The death toll is now only two short of the worst ever food poisoning outbreak on record, when 19 pensioners in a nursing home in Canada died in September 1985.

The woman's death, the fourth E.coli 0157-related death at the Bankview Nursing Home, was confirmed by the Forth Valley Health Board a day after publication of the interim findings of an independent scientific inquiry team. Two other elderly residents at Bankview are still ill after being infected.

Professor Hugh Pennington, of Aberdeen University, who lead the inquiry team, recommended more government funding for research into the bacterium and tough new rules on the sale of meat.

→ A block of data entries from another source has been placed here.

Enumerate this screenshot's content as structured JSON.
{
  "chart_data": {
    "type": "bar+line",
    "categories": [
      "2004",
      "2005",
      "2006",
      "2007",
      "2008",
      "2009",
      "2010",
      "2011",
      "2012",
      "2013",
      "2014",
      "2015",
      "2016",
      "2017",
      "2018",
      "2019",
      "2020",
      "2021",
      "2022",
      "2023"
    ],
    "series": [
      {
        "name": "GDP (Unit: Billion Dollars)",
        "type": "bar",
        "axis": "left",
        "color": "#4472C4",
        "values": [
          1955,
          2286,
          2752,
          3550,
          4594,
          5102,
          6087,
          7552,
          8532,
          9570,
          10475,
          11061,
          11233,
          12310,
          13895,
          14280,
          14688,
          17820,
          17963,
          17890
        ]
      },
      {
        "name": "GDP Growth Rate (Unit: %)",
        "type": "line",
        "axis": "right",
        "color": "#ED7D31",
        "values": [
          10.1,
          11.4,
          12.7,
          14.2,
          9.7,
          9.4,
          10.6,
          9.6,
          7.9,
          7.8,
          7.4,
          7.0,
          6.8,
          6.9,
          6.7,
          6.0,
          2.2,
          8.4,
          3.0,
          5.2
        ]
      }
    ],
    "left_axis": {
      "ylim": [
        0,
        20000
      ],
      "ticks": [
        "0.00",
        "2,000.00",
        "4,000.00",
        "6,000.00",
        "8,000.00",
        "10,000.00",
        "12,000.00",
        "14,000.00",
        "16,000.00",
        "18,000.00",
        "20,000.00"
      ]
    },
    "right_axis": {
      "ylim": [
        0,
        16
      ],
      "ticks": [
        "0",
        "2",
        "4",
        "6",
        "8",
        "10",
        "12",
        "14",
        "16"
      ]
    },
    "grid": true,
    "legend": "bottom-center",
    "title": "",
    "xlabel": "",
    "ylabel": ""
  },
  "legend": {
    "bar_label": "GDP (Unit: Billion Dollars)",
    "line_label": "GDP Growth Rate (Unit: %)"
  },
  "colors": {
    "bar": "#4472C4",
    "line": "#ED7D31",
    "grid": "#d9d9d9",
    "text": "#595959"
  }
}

These include a licence for shops which sell cooked meat, which would be reviewed annually, and urgent action to separate raw and cooked meat on retail premises.

Some Tory MPs and the Federation of Small Businesses warn that hundreds of butchers and small shopkeepers may be forced out of business if legislation is introduced as a result of the Pennington report.

Michael Forsyth, the Secretary of State for Scotland, has said almost all the report's recommendations will be accepted by the Government. But he said the need for new legislation would be subject to a review by the Meat and Livestock Commission before the final report is published in two months.

The woman who died yesterday was described as "frail and elderly and in poor health for some time". A health board spokesman added: "She had been cared for both at Falkirk and District Royal Infirmary and at the nursing home during the past few weeks." The death is the sixth in the Forth Valley area. The last reported fatality in the E.coli 0157 outbreak was on 29 December, when a 91-year-old woman died in Monklands hospital, in Airdrie.

In Lanarkshire, the worst affected area, health board officials said 193 people were confirmed as having the infection and 317 had reported symptoms. A spokesman said three adults are still being treated at Monklands hospital and a child is receiving dialysis treatment at Glasgow's Yorkhill hospital.